Old 09-16-2013, 07:36 PM
  # 7 (permalink)  
FlippedRHalo
Member
 
Join Date: Aug 2013
Posts: 322
I'm in the exact same boat and it hurts. We split after months of arguing and then, a dramatic screaming match last weekend. After him initially contacting me to see if I wanted to 'talk', we have not talked since.

It kills me that he's just letting go that easily, but it's probably the most sane thing he's done in months. There is no way we can work this out and there is no sense trying to convince ourselves otherwise any longer. But, I wanted him to beg. I wanted him to realize that I was more important than the alcohol. But, I'm not and I never will be. It's a hard pill to swallow, but I think I'm finally accepting that bitter little fact.

I miss him. I'm lonely. I'm sad & absolutely heartbroken. It's depressing. I still love him to pieces and miss seeing his face.

But, there are also moments now when I'm relieved. Moments that I'm at peace with this decision and feeling as though moving on is truly for the best. I'll qualify that by saying this has been an on again/off again thing for the past 6 months, so I've had some time to come to those positive feelings.

The first of our break-ups/fights left me completely frozen, broken into shattered pieces and a complete mess with little resemblance of the person I was before we met. I'd lay in bed and cry, for days. I couldn't breathe, I couldn't function. My life felt over - I had never felt so lost and hopeless and hope I never do again. Those very feelings are a large part of why I'm staying away now, even thought I want to run back to him more than anything. I'm terrified of ever sinking that low again and I know, with all of my heart, that if I go back, those feelings are there waiting to grab hold of me again. I'm more scared of those feelings than I am desperate to be with him. I didn't think I wanted to live anymore.... and that's not a good place to be. It's a terrifying place to be.

I miss feeling the intense connection we had, I miss his arms around me, I miss the great times we had when he was sober (although rare). When it was good, it was fantastic. When it was bad, it was so, so very bad.
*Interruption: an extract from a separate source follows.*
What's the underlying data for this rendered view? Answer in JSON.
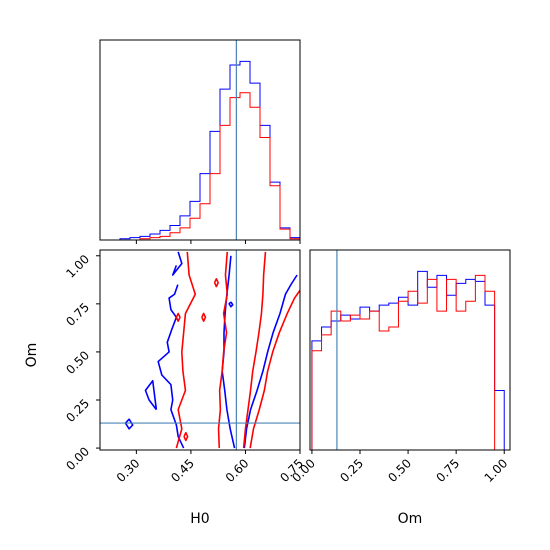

I don't miss the lies. I don't miss the daily uncertainty, nor the anticipation of the next episode. I don't miss the broken promises of 'I'll stop drinking', 'I'll be better', 'I love you' and I certainly don't miss the missed birthdays or special times that he was passed out drunk.

I've never dealt with a harder break-up, I'll say that.

I wanted to fix him. I wanted to make it all better for him. I wanted so much more for him. I want him to get better, but I don't see that happening anytime soon and it's just so sad.

Now though, I have to want to fix me and make it all better for me. I need to want as much for me as I wanted for him. I'm working on that.... slowly, I think I'm getting it, but it's a hard transition after being the person who took care of everyone else for so long. I still love him. I might always love him, but right now, I need to love me more. After the hell of this relationship and the toll it's taken on me, I deserve to love me for once. Loving myself has proven to be extremely hard and it shouldn't be this hard. That is my focus right now and I need that focus to keep moving forward.


You're so not alone - I feel your pain, as it's the same pain deep inside of me that I'm fighting daily too.

I'm so sorry you're going through this too. Hang in there - I promise there is a light at the end of this dark tunnel. You'll find it, just keep moving forward. It's there.